At the end, the Caliph says what he was bound to say, that the Christians (whose disagreements among themselves he had highlighted as one of the signs that Christianity was a false religion) have it wrong about Jesus being the Son of God. Mar Timothy, who was obviously something of a diplomat, responds in a way which deserves full quotation:

 ”O our victorious King, in this world we are all of us as in a dark house in the middle of the night. If at night and in a dark house a precious pearl happens to fall in the midst of people, and all become aware of its existence, every one would strive to pick up the pearl, which will not fall to the lot of all but to the lot of one only, while one will get hold of the pearl itself, another one of a piece of glass, a third one of a stone or of a bit of earth, but every one will be happy and proud that he is the real possessor of the pearl. When, however, night and darkness disappear, and light and day arise, then every one of those men who had believed that they had the pearl, would extend and stretch his hand towards the light, which alone can show what every one has in hand.
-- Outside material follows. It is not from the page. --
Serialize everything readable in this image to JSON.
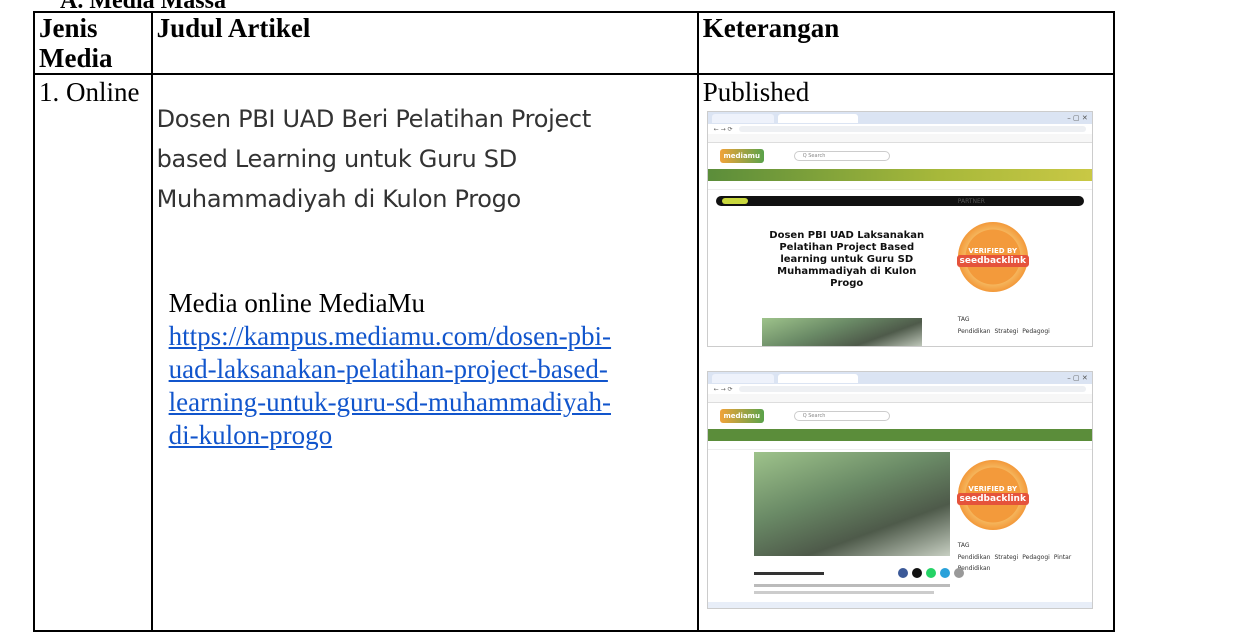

He who possesses the pearl will rejoice and be happy and pleased with it, while those who had in hand pieces of glass and bits of stone only will weep and be sad, and will sigh and shed tears.

This is certainly not (as some have suggested) a statement that all faiths are in some way equally valid – quite the opposite. Mar Timothy clearly thought that he was right and the Caliph was wrong, so the idea that somehow the ‘lost Christianity’ of the East was more open to syncretism than its Western counterpart, is not sustained by such quotations.

But what does come through the discussion is a tone of mutual respect. The Caliph had, after all, power of life and death over the Catholicos, as they both knew, but the freedom of discussion was not curtailed by it. The two men were immensely tolerant with each other, and where they were intolerant of the principles of the other, they were so in a manner which commanded mutual respect.

In 781 Mar Timothy, had he known anything of it, would have thought little of the Christianity of the West, with the Pagan Norsemen decimating Anglo-Saxon and French Christianity, and the Saracens doing the same in Spain. By contrast, he presided over 80 bishoprics and a Christianity which had already reached China. It is as well that the future is hidden from us.